BD warned that the impacted infusion sets could deliver fluid or medication at a higher or lower rate than prescribed. Other risks include delays to alarms about blockages and the unintended delivery of a sudden large volume of fluid or medication once a blockage is cleared.
The company said that the severity and nature of the health effects caused by the delivery problems will depend on the liquid being delivered and the condition of the patient. Vulnerable patient populations such as neonates and critically ill patients are at higher risk of serious adverse events or death, BD said.
BD is advising facilities with affected devices to use alternate Alaris pump infusion sets when available and clinically appropriate. If supplies of alternate sets are limited, BD is recommending that healthcare providers prioritize them for use in critical care, neonatal, infant, and pediatric cases.
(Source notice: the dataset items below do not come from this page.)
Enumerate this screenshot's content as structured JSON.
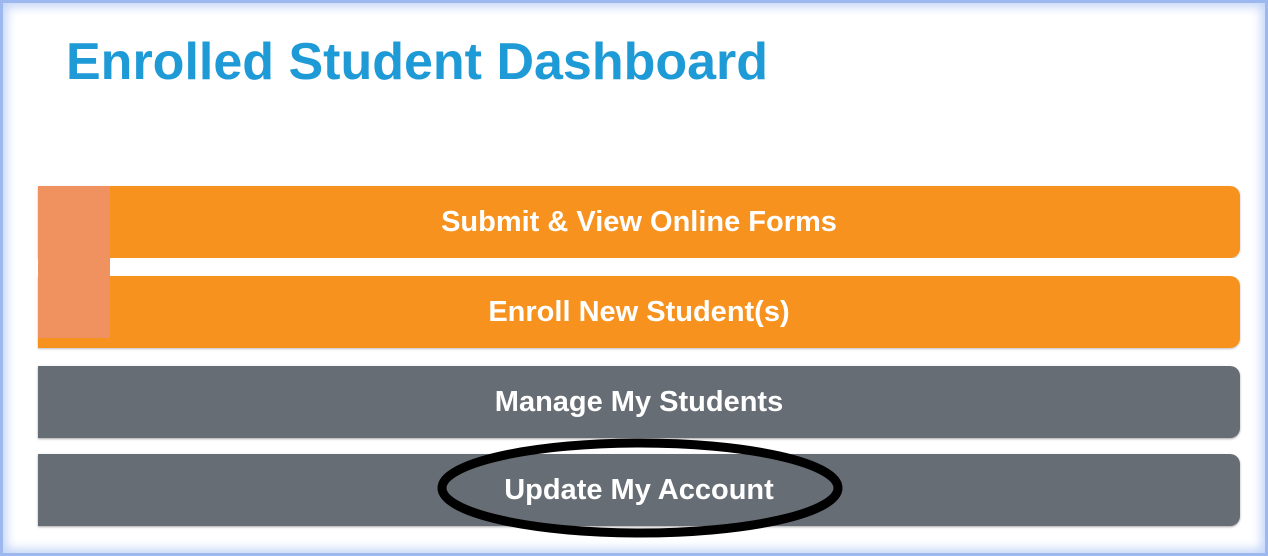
{
  "page": {
    "title": "Enrolled Student Dashboard"
  },
  "buttons": {
    "submit_forms": "Submit & View Online Forms",
    "enroll_new": "Enroll New Student(s)",
    "manage_students": "Manage My Students",
    "update_account": "Update My Account"
  },
  "colors": {
    "title": "#1e9ad6",
    "orange_button": "#f7921e",
    "gray_button": "#676d74",
    "accent_block": "#f0925f",
    "highlight_ring": "#000000"
  },
  "annotation": {
    "highlight_target": "update_account"
  }
}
Sites without alternate BD Alaris pump infusion sets should consider using the BD Alaris Syringe Module. If neither infusion sets nor syringe modules are available, BD said the recalled devices may be used with caution and enhanced clinical monitoring.
The devices covered by the expanded recall are among the Alaris products that BD discontinued last year as part of the simplification of its portfolio. BD took the action amid a broader push to drive growth of the Alaris franchise in the aftermath of the quality problems it faced in 2020 and its relaunch of the line in 2023.
CEO Tom Polen provided an update on the relaunch early this month at an investor event.
“We committed to upgrade the entire 2.2 million fleet of Alaris within the 3-year window. That was a commitment we made to the FDA when we returned to market,” Polen said at a Wells Fargo event. “We're in the second full year now, wrapping that up, and we're very much on track to complete the upgrade within the 3-year commitment. At the same time, we're back to gaining share.”